Texas maintains a number of AED requirements for businesses, public facilities, and certain public safety professionals. The goal is to ensure that life-saving defibrillation equipment is always available and emergency-ready in the places where it’s needed most.
Are AEDs Required in Texas?
While Texas AED laws aren’t as stringent as the laws in California or New York, Texas does require AEDs to be present in some of the facilities most vulnerable to sudden cardiac arrest. And not just any defibrillator will suffice. Most defibrillators are designed for clinical use and are not suitable for the lay user. An automated external defibrillator (AED), on the other hand, is designed to be used safely by almost anyone in an emergency.
Texas Health and Safety Code, § 779.001 defines an AED as a defibrillator that:
- Has received premarket approval from the FDA
- Can identify the presence or absence of ventricular fibrillation or rapid ventricular tachycardia and thereby determine whether an electric shock is viable and safe
- Can deliver the necessary electric shock automatically or by user prompt
What Businesses Require an AED in Texas?
In Texas, the following facilities must maintain at least one automated external defibrillator:
- Schools. Every school campus must have an emergency-ready AED. The device must be present at all large student gatherings, and an employee trained in AED/CPR must be present as well. Coaches, trainers, and athletic volunteers must maintain AED/CPR certification. In addition, students are required to receive CPR training at least once between grades 7 and 12. School districts are required to develop safety procedures for emergency response and must provide training to applicable staff annually.
- Dental offices. Every dental office must have an emergency-ready AED. An employee trained in AED/CPR must also be present at all times during business hours.
- Nursing homes. Nursing homes, convalescent facilities, and pediatric extended care facilities have the same requirements as dental offices: at least one AED on site, and at least one CPR/AED-trained employee on site at all times. For nursing facilities with multiple floors, a separate AED must be available on each floor.
Texas doesn’t require AEDs in churches, gyms, and other general places of public assembly, but it’s still highly recommended that a defibrillator be made available in any location where large numbers of people gather.
Texas AED Program Management Requirements
Texas, like many states, requires AED program management for all defibrillator owners and operators. There are five key aspects to program management, all of which are required in the Lone Star State:
- Physician oversight. A licensed physician must help to oversee the user’s AED training program, placement, and compliance.
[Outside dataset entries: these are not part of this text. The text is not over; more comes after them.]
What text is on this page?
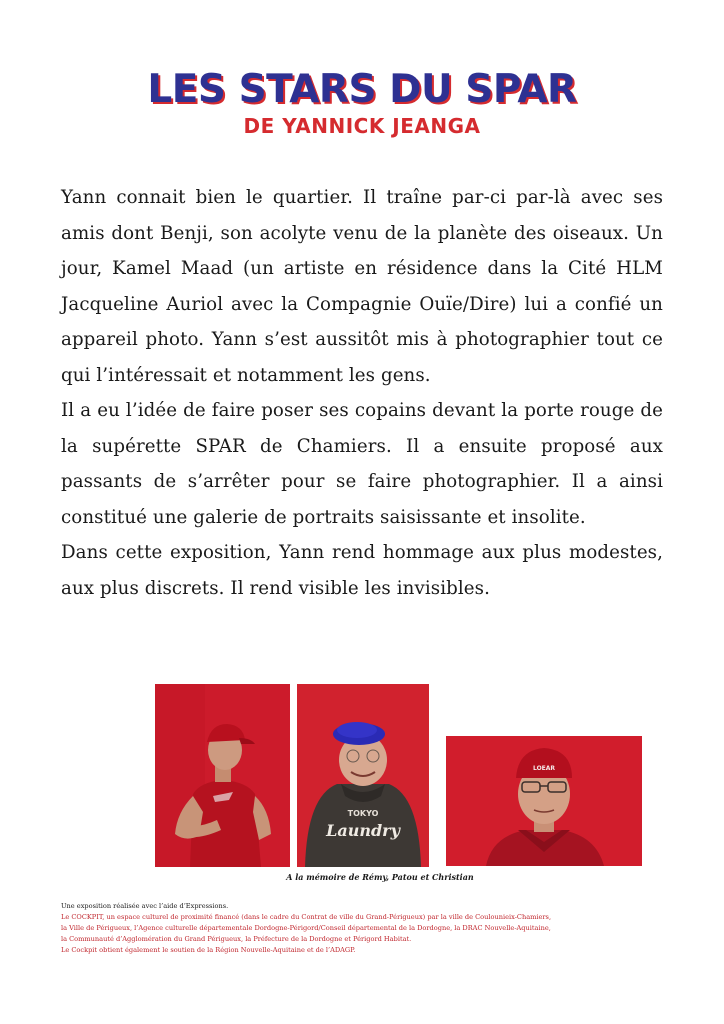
LES STARS DU SPAR
DE YANNICK JEANGA

Yann connait bien le quartier. Il traîne par-ci par-là avec ses amis dont Benji, son acolyte venu de la planète des oiseaux. Un jour, Kamel Maad (un artiste en résidence dans la Cité HLM Jacqueline Auriol avec la Compagnie Ouïe/Dire) lui a confié un appareil photo. Yann s’est aussitôt mis à photographier tout ce qui l’intéressait et notamment les gens.

Il a eu l’idée de faire poser ses copains devant la porte rouge de la supérette SPAR de Chamiers. Il a ensuite proposé aux passants de s’arrêter pour se faire photographier. Il a ainsi constitué une galerie de portraits saisissante et insolite.

Dans cette exposition, Yann rend hommage aux plus modestes, aux plus discrets. Il rend visible les invisibles.

TOKYO
Laundry
LOEAR
A la mémoire de Rémy, Patou et Christian
Une exposition réalisée avec l’aide d’Expressions.
Le COCKPIT, un espace culturel de proximité financé (dans le cadre du Contrat de ville du Grand-Périgueux) par la ville de Coulounieix-Chamiers,
la Ville de Périgueux, l’Agence culturelle départementale Dordogne-Périgord/Conseil départemental de la Dordogne, la DRAC Nouvelle-Aquitaine,
la Communauté d’Agglomération du Grand Périgueux, la Préfecture de la Dordogne et Périgord Habitat.
Le Cockpit obtient également le soutien de la Région Nouvelle-Aquitaine et de l’ADAGP.
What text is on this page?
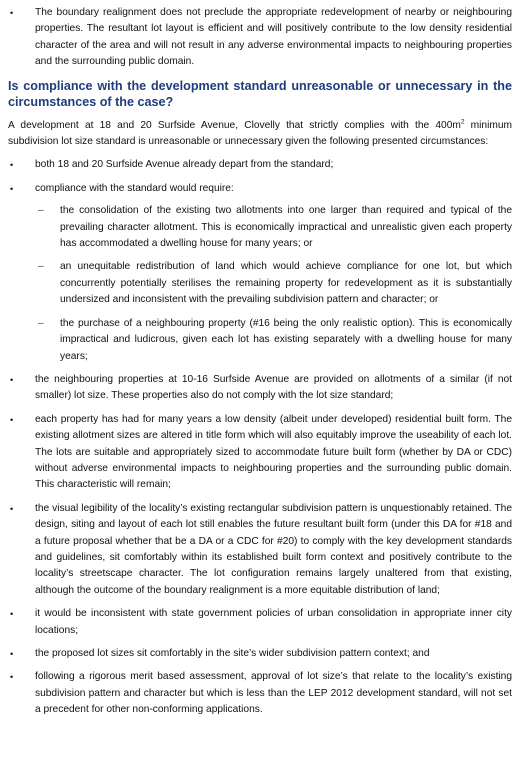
• The boundary realignment does not preclude the appropriate redevelopment of nearby or neighbouring properties. The resultant lot layout is efficient and will positively contribute to the low density residential character of the area and will not result in any adverse environmental impacts to neighbouring properties and the surrounding public domain.
Is compliance with the development standard unreasonable or unnecessary in the circumstances of the case?

A development at 18 and 20 Surfside Avenue, Clovelly that strictly complies with the $400m^2$ minimum subdivision lot size standard is unreasonable or unnecessary given the following presented circumstances:

• both 18 and 20 Surfside Avenue already depart from the standard;
• compliance with the standard would require:
– the consolidation of the existing two allotments into one larger than required and typical of the prevailing character allotment. This is economically impractical and unrealistic given each property has accommodated a dwelling house for many years; or
– an unequitable redistribution of land which would achieve compliance for one lot, but which concurrently potentially sterilises the remaining property for redevelopment as it is substantially undersized and inconsistent with the prevailing subdivision pattern and character; or
– the purchase of a neighbouring property (#16 being the only realistic option). This is economically impractical and ludicrous, given each lot has existing separately with a dwelling house for many years;
• the neighbouring properties at 10-16 Surfside Avenue are provided on allotments of a similar (if not smaller) lot size. These properties also do not comply with the lot size standard;
• each property has had for many years a low density (albeit under developed) residential built form. The existing allotment sizes are altered in title form which will also equitably improve the useability of each lot. The lots are suitable and appropriately sized to accommodate future built form (whether by DA or CDC) without adverse environmental impacts to neighbouring properties and the surrounding public domain. This characteristic will remain;
• the visual legibility of the locality’s existing rectangular subdivision pattern is unquestionably retained. The design, siting and layout of each lot still enables the future resultant built form (under this DA for #18 and a future proposal whether that be a DA or a CDC for #20) to comply with the key development standards and guidelines, sit comfortably within its established built form context and positively contribute to the locality’s streetscape character. The lot configuration remains largely unaltered from that existing, although the outcome of the boundary realignment is a more equitable distribution of land;
• it would be inconsistent with state government policies of urban consolidation in appropriate inner city locations;
• the proposed lot sizes sit comfortably in the site’s wider subdivision pattern context; and
• following a rigorous merit based assessment, approval of lot size’s that relate to the locality’s existing subdivision pattern and character but which is less than the LEP 2012 development standard, will not set a precedent for other non-conforming applications.
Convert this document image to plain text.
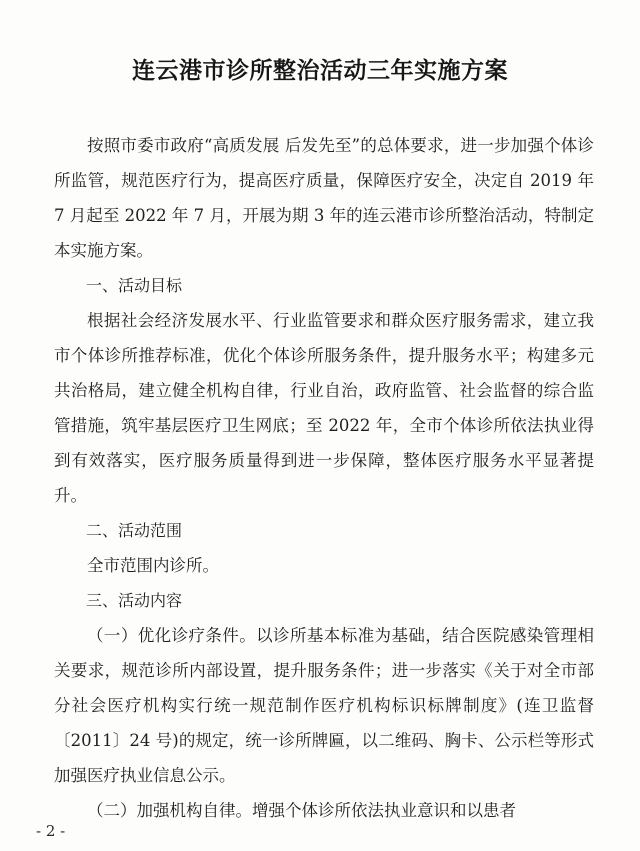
连云港市诊所整治活动三年实施方案

按照市委市政府“高质发展 后发先至”的总体要求，进一步加强个体诊所监管，规范医疗行为，提高医疗质量，保障医疗安全，决定自 2019 年 7 月起至 2022 年 7 月，开展为期 3 年的连云港市诊所整治活动，特制定本实施方案。

一、活动目标

根据社会经济发展水平、行业监管要求和群众医疗服务需求，建立我市个体诊所推荐标准，优化个体诊所服务条件，提升服务水平；构建多元共治格局，建立健全机构自律，行业自治，政府监管、社会监督的综合监管措施，筑牢基层医疗卫生网底；至 2022 年，全市个体诊所依法执业得到有效落实，医疗服务质量得到进一步保障，整体医疗服务水平显著提升。

二、活动范围

全市范围内诊所。

三、活动内容

（一）优化诊疗条件。以诊所基本标准为基础，结合医院感染管理相关要求，规范诊所内部设置，提升服务条件；进一步落实《关于对全市部分社会医疗机构实行统一规范制作医疗机构标识标牌制度》(连卫监督〔2011〕24 号)的规定，统一诊所牌匾，以二维码、胸卡、公示栏等形式加强医疗执业信息公示。

（二）加强机构自律。增强个体诊所依法执业意识和以患者

- 2 -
- CPR/AED training. Every intended user of the device must undergo CPR and AED training with a program approved by the American Heart Association or the Red Cross.
- Regular AED maintenance checks. AED operators must maintain and test the device regularly according to the manufacturer’s guidelines. AEDs are designed to run automatic daily, weekly, and monthly self-checks, but it’s up to the owner to conduct manual tests and ensure constant readiness. Pads and batteries must be replaced before their expiration dates.
- EMS registration. The owner or operator of the device is required to notify the local emergency medical services provider of the existence, location, and model of AED.
- Notification of use. If the AED is used in a cardiac emergency, the operator must notify the local emergency medical services provider of the event and submit any event data saved on the device.
Refer to our AED regulations map to learn more about AED requirements by state.
Our AED Program Management makes it easy to remain compliant. Sign up today, and we’ll take care of everything from the physician oversight to the training and maintenance. We’ll even send your parts replacements prior to your pads’ and battery’s expiration dates.
Texas Good Samaritan Laws
All 50 states have some form of Good Samaritan Law on the books. This law provides liability protection to bystanders who come to the aid of people in need. For example, if you witness a cardiac arrest at a local shopping mall, and you try—in good faith—to revive the person using the mall’s publicly accessible defibrillator, you won’t have to worry about being sued just because the attempt was unsuccessful or because the victim had a do-not-resuscitate (DNR) order in place.
Texas’s good Samaritan law is covered under Texas Civil Practice and Remedies Code § 74.152:
Persons not licensed or certified in the healing arts who in good faith administer emergency care as emergency medical service personnel are not liable in civil damages for an act performed in administering the care unless the act is willfully or wantonly negligent. This section applies without regard to whether the care is provided for or in expectation of remuneration.
The term “willfully or wantonly negligent” is somewhat ambiguous, but it generally refers to reckless behavior that falls outside the scope of how a reasonably intelligent person would be expected to behave in the same situation.
The good news is that automated external defibrillators are programmed with calm, clear voice instructions. So as long as you just follow along with each step and do exactly as instructed, you’re doing your due diligence.
Texas AED Laws – What You Need to Know
Maintaining compliance with Texas AED laws isn’t as difficult as it sounds. Start with a good AED program management provider, and make sure to inspect your device regularly for emergency readiness.
And even if you don’t operate a school, dental practice, or medical facility, consider the myriad benefits of an automated external defibrillator for your business, public facility, or even home. Hopefully you’ll never need to use it, but if you do, you’ll be grateful to have it.